Apakareba: Menteri Kelautan dan Perikanan (KP), Edhy Prabowo, bersama 6 tersangka lainnya diduga telah melakukan tindak pidana korupsi terkait perizinan tambak, usaha, dan atau pengelolaan perikanan atau komoditas perairan sejenis lainnya tahun 2020. Hal ini ditetapkan setelah Komisi Pemberantaran Korupsi (KPK) menjalani serangkaian pemeriksaan terhadap 17 orang yang telah diamankan pada Rabu, 25 November 2020.
Kronologi kasus ini diawali pada 14 Mei 2020, Edhy menerbitkan Surat Keputusan Nomor 53/KEPMEN-KP/2020 tentang Tim Uji Tuntas Perizinan Usaha Perikanan Budidaya Lobster. APM dan SAF selaku Staf Khusus Menteri KP ditunjuk Edhy sebagai Ketua dan Wakil Ketua pelaksana tim uji tuntas.
“Salah satu tugas dari tim ini adalah memeriksa kelengkapan administrasi dokumen yang diajukan oleh calon eksportir benur,” kata Wakil Ketua KPK, Nawawi Pomolango, melalui konferensi pers yang disiarkan melalui kanal YouTube KPK RI, Kamis, 26 November 2020.
Lalu, SJT selaku Direktur PT Dua Putra Perkasa Pratama (PT DPP) datang ke kantor KKP untuk menemui SAF pada awal Oktober 2020. Dalam pertemuan tersebut diketahui bahwa ekspor benih lobster hanya dapat dilakukan melalui forwarder PT Aero Citra Kargo (PT ACK). Biaya angkut yang dikenakan untuk kegiatan tersebut, yakni Rp 1.800 per ekor.

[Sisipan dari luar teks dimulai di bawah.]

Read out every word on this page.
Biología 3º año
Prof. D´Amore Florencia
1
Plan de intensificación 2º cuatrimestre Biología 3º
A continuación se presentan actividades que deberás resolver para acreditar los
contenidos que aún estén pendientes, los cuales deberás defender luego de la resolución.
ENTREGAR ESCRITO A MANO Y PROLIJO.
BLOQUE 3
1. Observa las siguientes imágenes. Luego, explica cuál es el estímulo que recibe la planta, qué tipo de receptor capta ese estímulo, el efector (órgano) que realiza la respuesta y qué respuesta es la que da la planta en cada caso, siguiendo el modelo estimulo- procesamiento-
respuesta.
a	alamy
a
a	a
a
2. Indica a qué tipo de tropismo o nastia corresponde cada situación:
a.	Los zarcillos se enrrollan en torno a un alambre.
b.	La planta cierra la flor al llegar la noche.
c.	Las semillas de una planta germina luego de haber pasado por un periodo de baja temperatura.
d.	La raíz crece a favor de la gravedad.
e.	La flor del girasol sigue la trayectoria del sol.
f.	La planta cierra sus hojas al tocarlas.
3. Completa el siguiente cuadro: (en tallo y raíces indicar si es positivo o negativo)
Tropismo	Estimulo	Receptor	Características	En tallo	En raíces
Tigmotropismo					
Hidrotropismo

Hal ini disepakati oleh AM dengan APM dan SWD.
“Atas kegiatan ekspor benih lobster tersebut, PT DPP diduga melakukan transfer sejumlah uang ke rekening PT ACK dengan total sebesar Rp 731.573.564,” ungkap Nawawi.
Selanjutnya, PT DPP atas arahan Edhy melalui tim uji tuntas memperoleh penetapan kegiatan ekspor benih benur. Total 10 pengiriman telah dilakukan oleh PT DPP melalui PT ACK. Diketahui berdasarkan data kepemilikan, pemegang PT ACK terdiri dari AMR dan ABT yang diduga merupakan nominee dari pihak Edhy serta YSA.
“Atas uang yang masuk ke rekening PT ACK yang diduga berasal dari beberapa perusahaan eksportir benih lobster tersebut, selanjutnya ditarik dan masuk ke rekening AMR dan ABT, masing-masing dengan total Rp9,8 miliar,” lanjutnya.
Kemudian, pada 5 November 2020, diduga ABT melakukan transfer kepada salah satu rekening bank atas nama AF sebesar Rp3,4 miliar. Uang ini diperuntukkan untuk memenuhi keperluan Edhy, IRW, SAF, dan APM.
“Antara lain dipergunakan untuk belanja barang mewah oleh EP dan IRW di Honolulu, Amerika Serikat di tanggal 21 sampai dengan 23 November 2020. Sejumlah sekitar Rp750 juta di antaranya berupa jam tangan Rolex, tas TUMI dan LV, baju Old Navy,” ucap Nawawi.
Di samping itu, pada Mei 2020, Edhy diduga menerima sejumlah uang sebesar 100.000 dollar AS dari SJT melalui SAF dan AM. Selanjutnya, SAF dan APM menerima uang sebesar Rp436 juta dari AF pada Agustus 2020.
Penerima suap disangkakan melanggar Pasal 12 ayat (1) huruf a atau b atau Pasal 11 Undang-Undang Nomor 31 tahun 1999 sebagaimana telah diubah dengan UU Nomor 20 Tahun 2001 tentang Pemberantasan Tindak Pidana Korupsi juncto Pasal 55 ayat (1) ke-1 KUHP.
Sedangkan pemberi suap disangkakan melanggar Pasar 5 ayat 1 huruf a atau b atau Pasal 13 UU Nomor 31 Tahun 1000 sebagaimana telah diubah dengan UU Nomor 20 Tahun 2001 tentang Pemberantasan Tindak Pidana Korupsi.